I have a great life, and I don’t need Killian in it to fulfill any spaces, even the ones he left empty.

“You can do this Scar, you always bounce back, you always will.” I get up to my feet by using the sink to stand and then press my hands against the porcelain sink, staring at myself in the mirror. My honey blonde hair is somehow sticking up like devil horns—I’ve always been a violent sleeper—and my lipstick is smudged.

Yeah, real winner right there, real winner.

I growl at myself in the mirror then turn on the shower. It doesn’t matter that I sent him an embarrassing text. He probably thought it was cute or dumb and didn’t give it a second thought.

I strip and hop into the shower, then say to myself, “And now I get to go to my sister’s wedding to my ex-fiancé, with an ex-boyfriend who they’re going to think I sent into being a priest. Oh God, I’m Ross from Friends! I made him quit sex just like Ross made his wife a Lesbian!”

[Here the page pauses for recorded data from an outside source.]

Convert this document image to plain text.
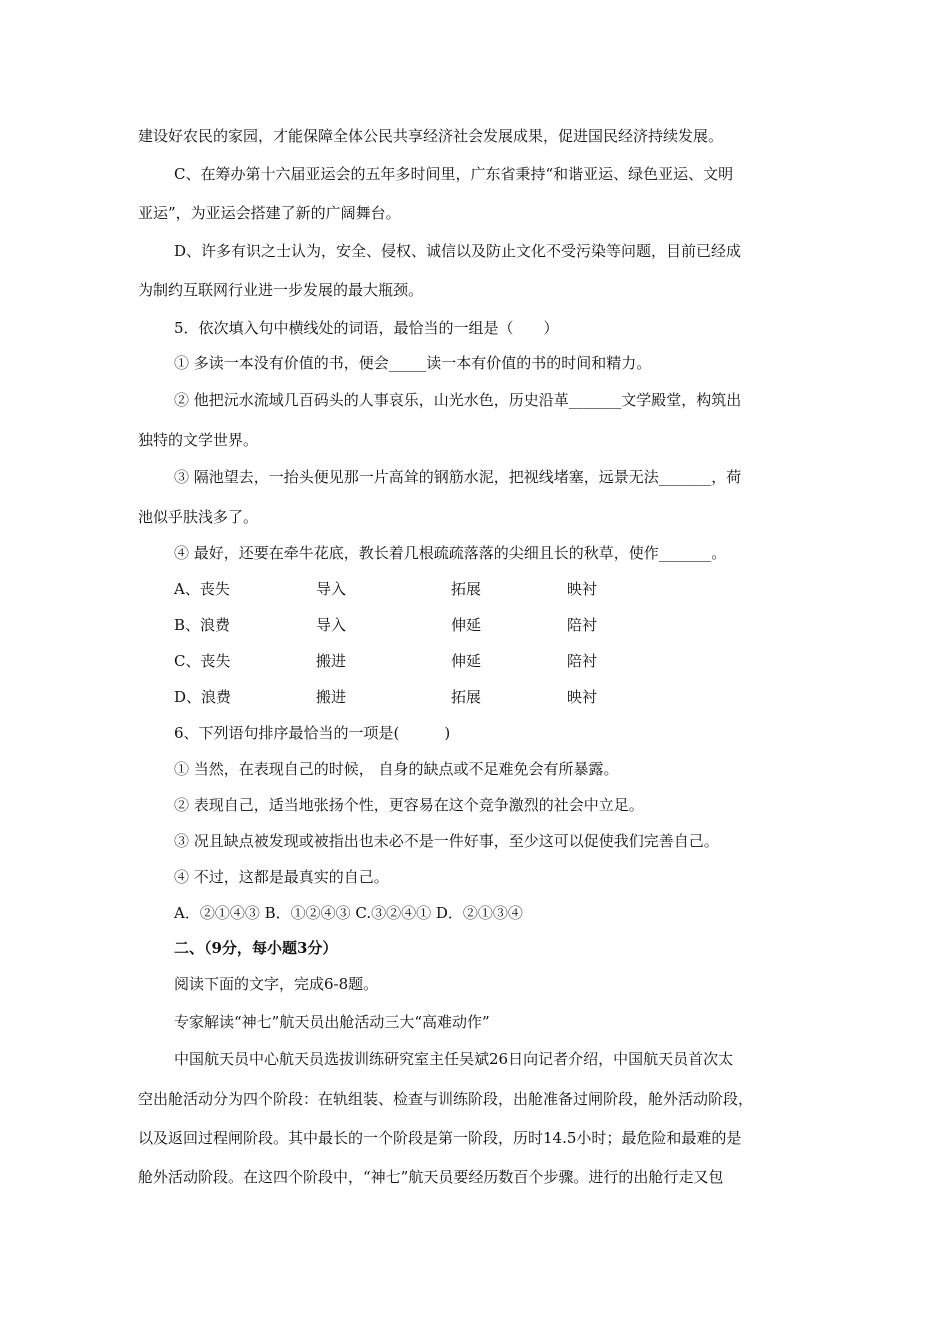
建设好农民的家园，才能保障全体公民共享经济社会发展成果，促进国民经济持续发展。
C、在筹办第十六届亚运会的五年多时间里，广东省秉持“和谐亚运、绿色亚运、文明
亚运”，为亚运会搭建了新的广阔舞台。
D、许多有识之士认为，安全、侵权、诚信以及防止文化不受污染等问题，目前已经成
为制约互联网行业进一步发展的最大瓶颈。
5．依次填入句中横线处的词语，最恰当的一组是（　　）
① 多读一本没有价值的书，便会_____读一本有价值的书的时间和精力。
② 他把沅水流域几百码头的人事哀乐，山光水色，历史沿革_______文学殿堂，构筑出
独特的文学世界。
③ 隔池望去，一抬头便见那一片高耸的钢筋水泥，把视线堵塞，远景无法_______，荷
池似乎肤浅多了。
④ 最好，还要在牵牛花底，教长着几根疏疏落落的尖细且长的秋草，使作_______。
A、丧失	导入	拓展	映衬
B、浪费	导入	伸延	陪衬
C、丧失	搬进	伸延	陪衬
D、浪费	搬进	拓展	映衬
6、下列语句排序最恰当的一项是(　　　)
① 当然，在表现自己的时候， 自身的缺点或不足难免会有所暴露。
② 表现自己，适当地张扬个性，更容易在这个竞争激烈的社会中立足。
③ 况且缺点被发现或被指出也未必不是一件好事，至少这可以促使我们完善自己。
④ 不过，这都是最真实的自己。
A．②①④③ B．①②④③ C.③②④① D．②①③④
二、（9分，每小题3分）
阅读下面的文字，完成6-8题。
专家解读“神七”航天员出舱活动三大“高难动作”
中国航天员中心航天员选拔训练研究室主任吴斌26日向记者介绍，中国航天员首次太
空出舱活动分为四个阶段：在轨组装、检查与训练阶段，出舱准备过闸阶段，舱外活动阶段，
以及返回过程闸阶段。其中最长的一个阶段是第一阶段，历时14.5小时；最危险和最难的是
舱外活动阶段。在这四个阶段中，“神七”航天员要经历数百个步骤。进行的出舱行走又包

I scream for good measure and slam a hand against the tile wall and then repeat to myself out loud, “What’s the worst that could happen? It’s in a month, I have a month to get ready, find an amazing dress and focus on all the lies I’m going to have to say while staring at them in the face and saying, ‘Congrats, I’m so happy for you two!’”

A tear slides down my cheek and then another.

It’s not even that he cheated.

It’s that my sister betrayed me first.

And they were going to just hide it, like I’m stupid, like I’m worthless, not worth a second thought.

It’s the worst feeling ever, having no worth to others you hold in high esteem, especially when it’s family.

I finish washing my hair and my hungover body and attempt to put on some makeup and a happy face.

I take Bruno for another walk and warm up Adrian’s eggs for breakfast before checking up on Chuck Norris.

The sewing machine is still out as is the forsaken tuxedo. I pick it up. “Gotta admit, Chuck, I did a pretty damn good job on this.”